Mientras observaba a su alrededor, vio algo, se dio la vuelta de inmediato y comenzó a caminar en la dirección opuesta, arrastrando a Goff a toda prisa. Una camioneta blanca de Obras Públicas había doblado la esquina e iba a su encuentro. No tenía intención de averiguar si era una camioneta de Obras Públicas de verdad o si estaba llena de torturadores.
Giró a la derecha en la siguiente esquina y rezó para que la camioneta no lo siguiera. Aunque la zona estaba repleta de agentes del FBI, no podía dar por supuesto que lo ayudarían. Era posible que lo arrojaran dentro de la furgoneta con los torturadores y se despidieran de él. Recorrió otras dos manzanas antes de aflojar el paso y dejar que Goff olisqueara un arbusto mientras él miraba hacia atrás. Ni rastro de la camioneta, aunque podría ser una artimaña para atacar a Stone desde otra dirección. Sin dejar de pensar en ello, llamó a Reuben desde el móvil. El hombretón acababa de terminar la jornada en el muelle.
– Estaré ahí en cinco minutos, Oliver -le dijo-. Hay una comisaría de policía a dos manzanas de donde te encuentras. Ve hacia allí. Si los cabrones van a por ti, ponte a chillar como si te estuvieran degollando vivo.

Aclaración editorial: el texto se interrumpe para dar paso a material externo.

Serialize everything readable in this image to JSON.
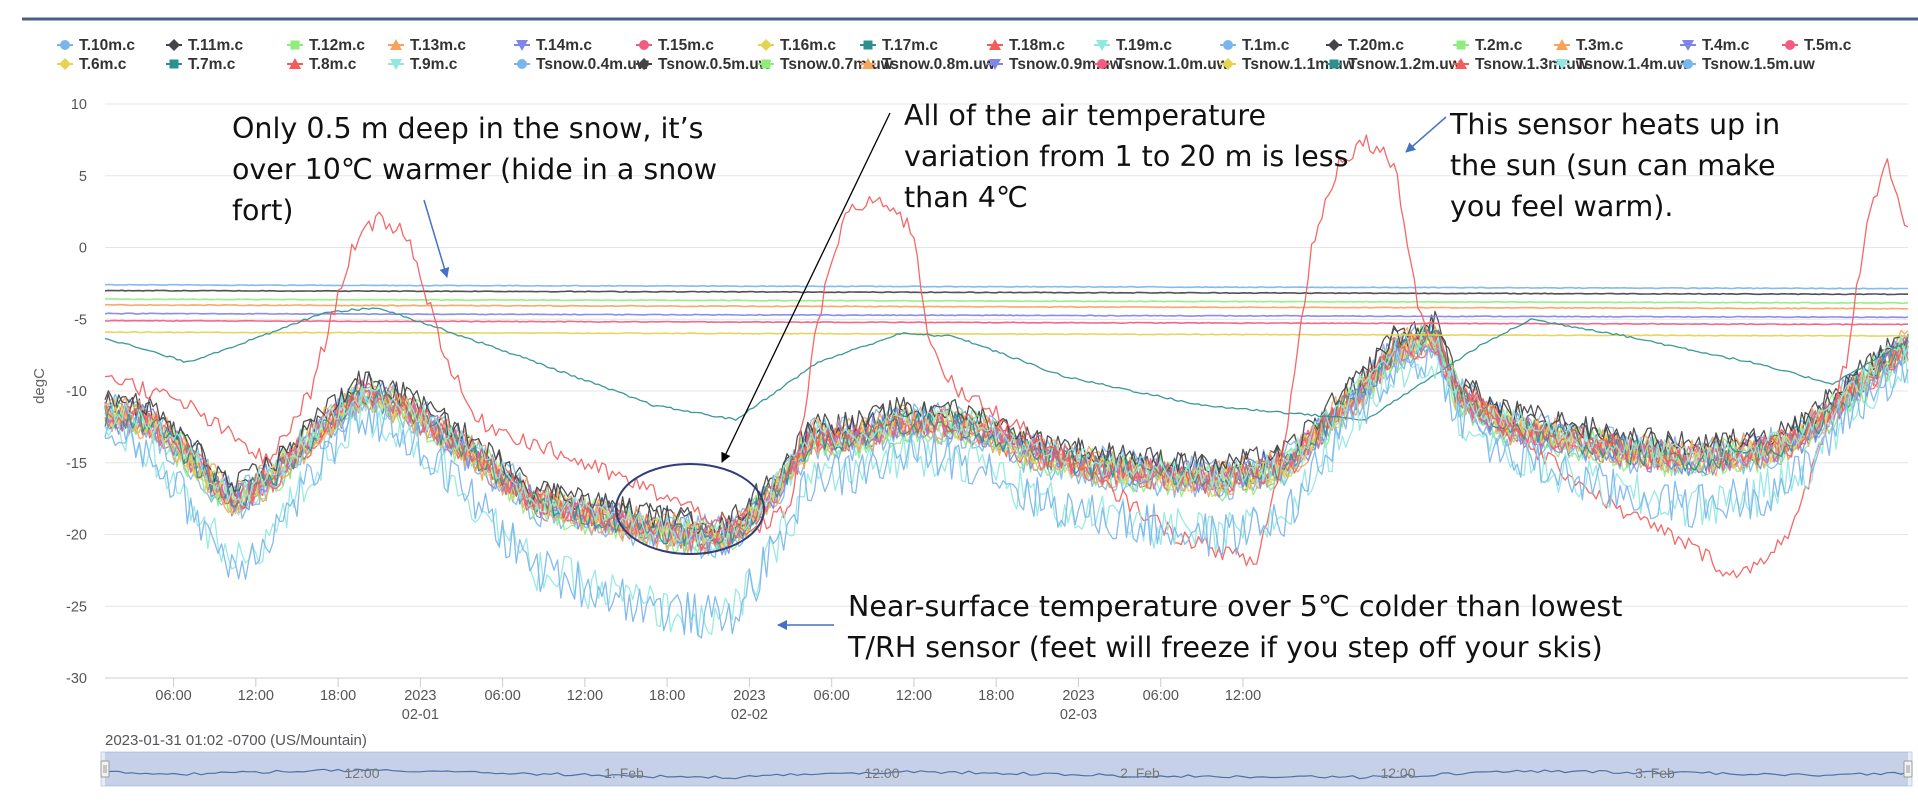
{
  "chart_data": {
    "type": "line",
    "title": "",
    "xlabel": "",
    "ylabel": "degC",
    "ylim": [
      -30,
      10
    ],
    "y_ticks": [
      -30,
      -25,
      -20,
      -15,
      -10,
      -5,
      0,
      5,
      10
    ],
    "x_range_hours": [
      0,
      131.5
    ],
    "x_ticks": [
      {
        "h": 5,
        "label": "06:00",
        "sub": ""
      },
      {
        "h": 11,
        "label": "12:00",
        "sub": ""
      },
      {
        "h": 17,
        "label": "18:00",
        "sub": ""
      },
      {
        "h": 23,
        "label": "2023",
        "sub": "02-01"
      },
      {
        "h": 29,
        "label": "06:00",
        "sub": ""
      },
      {
        "h": 35,
        "label": "12:00",
        "sub": ""
      },
      {
        "h": 41,
        "label": "18:00",
        "sub": ""
      },
      {
        "h": 47,
        "label": "2023",
        "sub": "02-02"
      },
      {
        "h": 53,
        "label": "06:00",
        "sub": ""
      },
      {
        "h": 59,
        "label": "12:00",
        "sub": ""
      },
      {
        "h": 65,
        "label": "18:00",
        "sub": ""
      },
      {
        "h": 71,
        "label": "2023",
        "sub": "02-03"
      },
      {
        "h": 77,
        "label": "06:00",
        "sub": ""
      },
      {
        "h": 83,
        "label": "12:00",
        "sub": ""
      }
    ],
    "grid": true,
    "legend_position": "top",
    "series": [
      {
        "name": "T.10m.c",
        "color": "#7cb5ec",
        "marker": "circle",
        "kind": "air",
        "level": -11.2
      },
      {
        "name": "T.11m.c",
        "color": "#434348",
        "marker": "diamond",
        "kind": "air",
        "level": -11.0
      },
      {
        "name": "T.12m.c",
        "color": "#90ed7d",
        "marker": "square",
        "kind": "air",
        "level": -11.4
      },
      {
        "name": "T.13m.c",
        "color": "#f7a35c",
        "marker": "triangle",
        "kind": "air",
        "level": -11.3
      },
      {
        "name": "T.14m.c",
        "color": "#8085e9",
        "marker": "triangle-down",
        "kind": "air",
        "level": -11.5
      },
      {
        "name": "T.15m.c",
        "color": "#f15c80",
        "marker": "circle",
        "kind": "air",
        "level": -11.6
      },
      {
        "name": "T.16m.c",
        "color": "#e4d354",
        "marker": "diamond",
        "kind": "air",
        "level": -11.7
      },
      {
        "name": "T.17m.c",
        "color": "#2b908f",
        "marker": "square",
        "kind": "air",
        "level": -11.8
      },
      {
        "name": "T.18m.c",
        "color": "#f45b5b",
        "marker": "triangle",
        "kind": "air",
        "level": -11.9
      },
      {
        "name": "T.19m.c",
        "color": "#91e8e1",
        "marker": "triangle-down",
        "kind": "air",
        "level": -12.0
      },
      {
        "name": "T.1m.c",
        "color": "#7cb5ec",
        "marker": "circle",
        "kind": "air",
        "level": -12.3
      },
      {
        "name": "T.20m.c",
        "color": "#434348",
        "marker": "diamond",
        "kind": "air",
        "level": -10.9
      },
      {
        "name": "T.2m.c",
        "color": "#90ed7d",
        "marker": "square",
        "kind": "air",
        "level": -12.2
      },
      {
        "name": "T.3m.c",
        "color": "#f7a35c",
        "marker": "triangle",
        "kind": "air",
        "level": -12.1
      },
      {
        "name": "T.4m.c",
        "color": "#8085e9",
        "marker": "triangle-down",
        "kind": "air",
        "level": -12.0
      },
      {
        "name": "T.5m.c",
        "color": "#f15c80",
        "marker": "circle",
        "kind": "air",
        "level": -11.9
      },
      {
        "name": "T.6m.c",
        "color": "#e4d354",
        "marker": "diamond",
        "kind": "air",
        "level": -11.8
      },
      {
        "name": "T.7m.c",
        "color": "#2b908f",
        "marker": "square",
        "kind": "air",
        "level": -11.7
      },
      {
        "name": "T.8m.c",
        "color": "#f45b5b",
        "marker": "triangle",
        "kind": "air",
        "level": -11.6
      },
      {
        "name": "T.9m.c",
        "color": "#91e8e1",
        "marker": "triangle-down",
        "kind": "air",
        "level": -11.5
      },
      {
        "name": "Tsnow.0.4m.uw",
        "color": "#7cb5ec",
        "marker": "circle",
        "kind": "snow",
        "level": -2.6
      },
      {
        "name": "Tsnow.0.5m.uw",
        "color": "#434348",
        "marker": "diamond",
        "kind": "snow",
        "level": -3.0
      },
      {
        "name": "Tsnow.0.7m.uw",
        "color": "#90ed7d",
        "marker": "square",
        "kind": "snow",
        "level": -3.6
      },
      {
        "name": "Tsnow.0.8m.uw",
        "color": "#f7a35c",
        "marker": "triangle",
        "kind": "snow",
        "level": -4.0
      },
      {
        "name": "Tsnow.0.9m.uw",
        "color": "#8085e9",
        "marker": "triangle-down",
        "kind": "snow",
        "level": -4.6
      },
      {
        "name": "Tsnow.1.0m.uw",
        "color": "#f15c80",
        "marker": "circle",
        "kind": "snow",
        "level": -5.1
      },
      {
        "name": "Tsnow.1.1m.uw",
        "color": "#e4d354",
        "marker": "diamond",
        "kind": "snow",
        "level": -5.9
      },
      {
        "name": "Tsnow.1.2m.uw",
        "color": "#2b908f",
        "marker": "square",
        "kind": "snow_deep",
        "level": -6.3
      },
      {
        "name": "Tsnow.1.3m.uw",
        "color": "#f45b5b",
        "marker": "triangle",
        "kind": "sun",
        "level": -8.8
      },
      {
        "name": "Tsnow.1.4m.uw",
        "color": "#91e8e1",
        "marker": "triangle-down",
        "kind": "surface",
        "level": -12.2
      },
      {
        "name": "Tsnow.1.5m.uw",
        "color": "#7cb5ec",
        "marker": "circle",
        "kind": "surface",
        "level": -12.0
      }
    ],
    "annotations": [
      {
        "lines": [
          "Only 0.5 m deep in the snow, it’s",
          "over 10℃ warmer (hide in a snow",
          "fort)"
        ]
      },
      {
        "lines": [
          "All of the air temperature",
          "variation from 1 to 20 m is less",
          "than 4℃"
        ]
      },
      {
        "lines": [
          "This sensor heats up in",
          "the sun (sun can make",
          "you feel warm)."
        ]
      },
      {
        "lines": [
          "Near-surface temperature over 5℃ colder than lowest",
          "T/RH sensor (feet will freeze if you step off your skis)"
        ]
      }
    ]
  },
  "footer": {
    "timestamp": "2023-01-31 01:02 -0700 (US/Mountain)"
  },
  "navigator": {
    "labels": [
      "12:00",
      "1. Feb",
      "12:00",
      "2. Feb",
      "12:00",
      "3. Feb"
    ]
  }
}
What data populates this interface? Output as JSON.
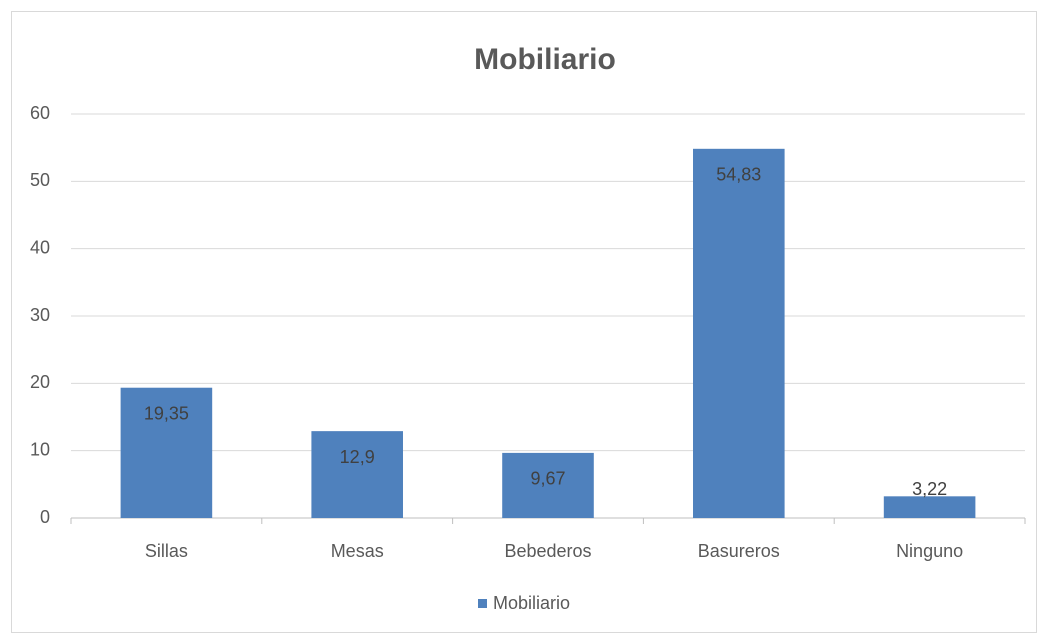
{
  "chart_data": {
    "type": "bar",
    "title": "Mobiliario",
    "categories": [
      "Sillas",
      "Mesas",
      "Bebederos",
      "Basureros",
      "Ninguno"
    ],
    "series": [
      {
        "name": "Mobiliario",
        "color": "#4f81bd",
        "values": [
          19.35,
          12.9,
          9.67,
          54.83,
          3.22
        ],
        "value_labels": [
          "19,35",
          "12,9",
          "9,67",
          "54,83",
          "3,22"
        ]
      }
    ],
    "ylim": [
      0,
      60
    ],
    "yticks": [
      0,
      10,
      20,
      30,
      40,
      50,
      60
    ],
    "grid": true,
    "legend": "bottom"
  }
}
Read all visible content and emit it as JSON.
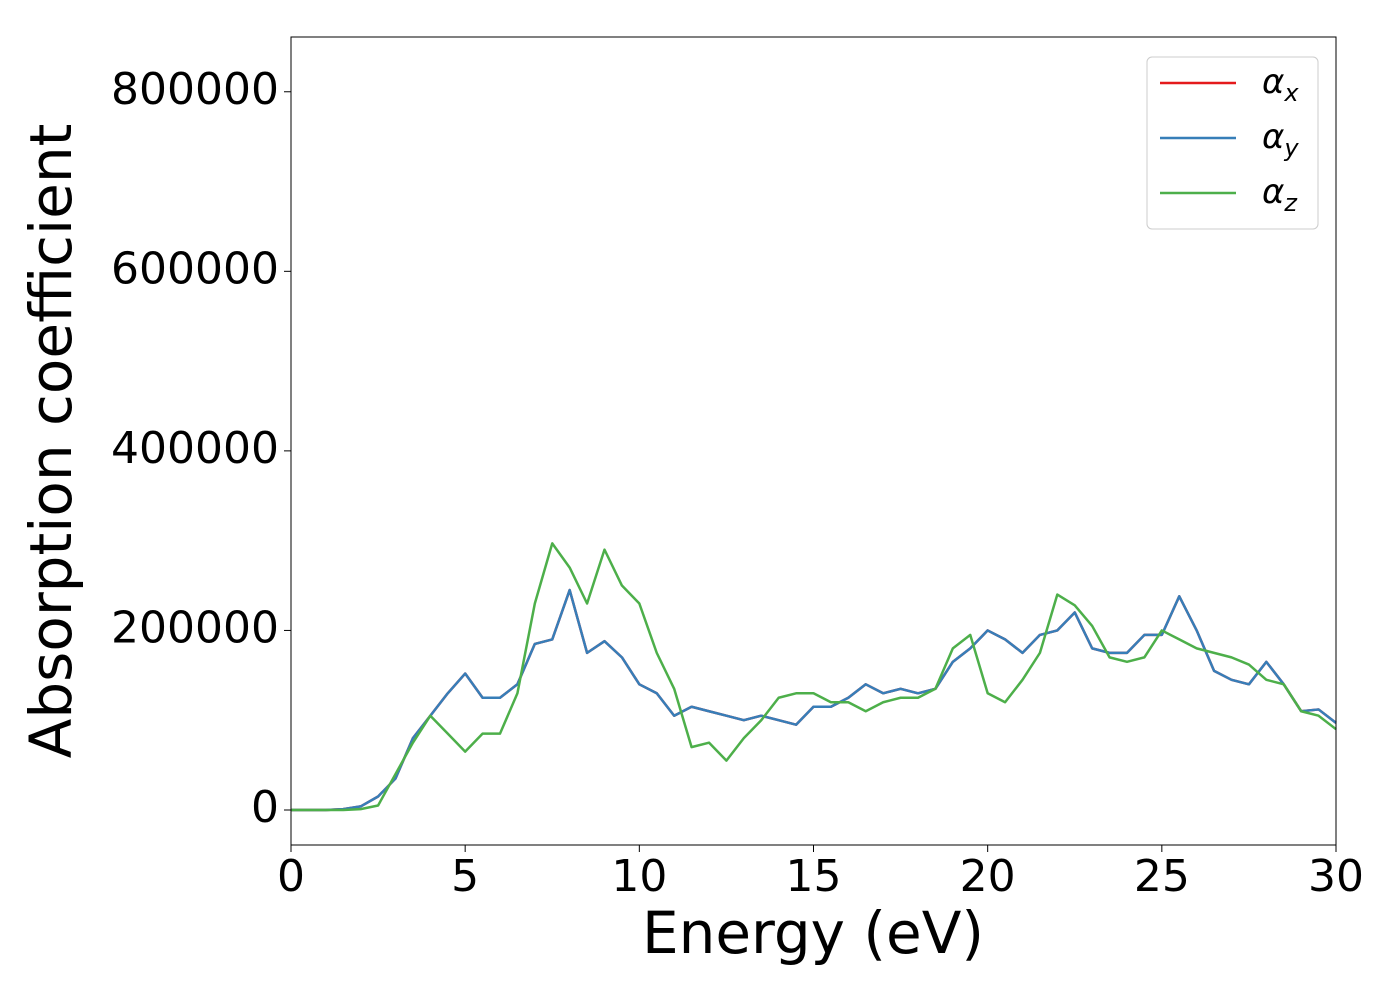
{
  "chart_data": {
    "type": "line",
    "xlabel": "Energy (eV)",
    "ylabel": "Absorption coefficient",
    "x": [
      0,
      0.5,
      1,
      1.5,
      2,
      2.5,
      3,
      3.5,
      4,
      4.5,
      5,
      5.5,
      6,
      6.5,
      7,
      7.5,
      8,
      8.5,
      9,
      9.5,
      10,
      10.5,
      11,
      11.5,
      12,
      12.5,
      13,
      13.5,
      14,
      14.5,
      15,
      15.5,
      16,
      16.5,
      17,
      17.5,
      18,
      18.5,
      19,
      19.5,
      20,
      20.5,
      21,
      21.5,
      22,
      22.5,
      23,
      23.5,
      24,
      24.5,
      25,
      25.5,
      26,
      26.5,
      27,
      27.5,
      28,
      28.5,
      29,
      29.5,
      30
    ],
    "series": [
      {
        "name": "αx",
        "color": "#e41a1c",
        "values": [
          0,
          0,
          0,
          1000,
          4000,
          15000,
          35000,
          80000,
          105000,
          130000,
          152000,
          125000,
          125000,
          140000,
          185000,
          190000,
          245000,
          175000,
          188000,
          170000,
          140000,
          130000,
          105000,
          115000,
          110000,
          105000,
          100000,
          105000,
          100000,
          95000,
          115000,
          115000,
          125000,
          140000,
          130000,
          135000,
          130000,
          135000,
          165000,
          180000,
          200000,
          190000,
          175000,
          195000,
          200000,
          220000,
          180000,
          175000,
          175000,
          195000,
          195000,
          238000,
          200000,
          155000,
          145000,
          140000,
          165000,
          140000,
          110000,
          112000,
          97000
        ]
      },
      {
        "name": "αy",
        "color": "#377eb8",
        "values": [
          0,
          0,
          0,
          1000,
          4000,
          15000,
          35000,
          80000,
          105000,
          130000,
          152000,
          125000,
          125000,
          140000,
          185000,
          190000,
          245000,
          175000,
          188000,
          170000,
          140000,
          130000,
          105000,
          115000,
          110000,
          105000,
          100000,
          105000,
          100000,
          95000,
          115000,
          115000,
          125000,
          140000,
          130000,
          135000,
          130000,
          135000,
          165000,
          180000,
          200000,
          190000,
          175000,
          195000,
          200000,
          220000,
          180000,
          175000,
          175000,
          195000,
          195000,
          238000,
          200000,
          155000,
          145000,
          140000,
          165000,
          140000,
          110000,
          112000,
          97000
        ]
      },
      {
        "name": "αz",
        "color": "#4daf4a",
        "values": [
          0,
          0,
          0,
          0,
          1000,
          5000,
          40000,
          75000,
          105000,
          85000,
          65000,
          85000,
          85000,
          130000,
          230000,
          297000,
          270000,
          230000,
          290000,
          250000,
          230000,
          175000,
          135000,
          70000,
          75000,
          55000,
          80000,
          100000,
          125000,
          130000,
          130000,
          120000,
          120000,
          110000,
          120000,
          125000,
          125000,
          135000,
          180000,
          195000,
          130000,
          120000,
          145000,
          175000,
          240000,
          228000,
          205000,
          170000,
          165000,
          170000,
          200000,
          190000,
          180000,
          175000,
          170000,
          162000,
          145000,
          140000,
          110000,
          105000,
          90000
        ]
      }
    ],
    "xlim": [
      0,
      30
    ],
    "xticks": [
      0,
      5,
      10,
      15,
      20,
      25,
      30
    ],
    "ylim": [
      -39000,
      861000
    ],
    "yticks": [
      0,
      200000,
      400000,
      600000,
      800000
    ],
    "grid": false,
    "legend": "upper right"
  }
}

Stone se encaminó hacia la comisaría. Pese a sus defectos, Reuben era el más leal y valiente de los amigos.
Fiel a su palabra, Reuben llegó a toda velocidad en su furgoneta, y Stone y Goff se subieron a ella.
– ¿Dónde está la moto? -le preguntó Stone.
– Los muy cabrones la han visto y supuse que era mejor esconderla.
Cuando se hubieron alejado de aquella zona, Reuben aminoró la marcha y paró.
– He estado mirando por el retrovisor, Oliver -dijo-, y no he visto nada.
Stone no parecía convencido.
– Seguro que me han visto en la calle.
– El disfraz les ha engañado.
Stone meneó la cabeza.
– A esa gente no se la engaña tan fácilmente.
– Bueno, a lo mejor no van a por ti porque esperan que los lleves hasta el tesoro.
– Pues me temo que tendrán que esperar, y mucho.
– Ah, quería decirte que me ha llamado un colega mío del Pentágono. No sabía mucho sobre Behan y ese contrato militar, pero me ha contado algo interesante. Sé que los medios han comunicado que ha habido robos de secretos y filtraciones, pero es mucho peor de lo que cuentan. Según mi amigo, hay unos cuantos topos traicionando al país y vendiendo información a nuestros enemigos en Oriente Medio y Asia, entre otros.
Stone jugueteó con la correa de Goff.
– Reuben, ¿te han llamado tus amigos del FBI o de Homicidios?
– Pues no me han llamado, y eso sí que es raro. No lo entiendo.
«Oh, yo sí que lo entiendo -pensó Stone-. Lo entiendo a la perfección.»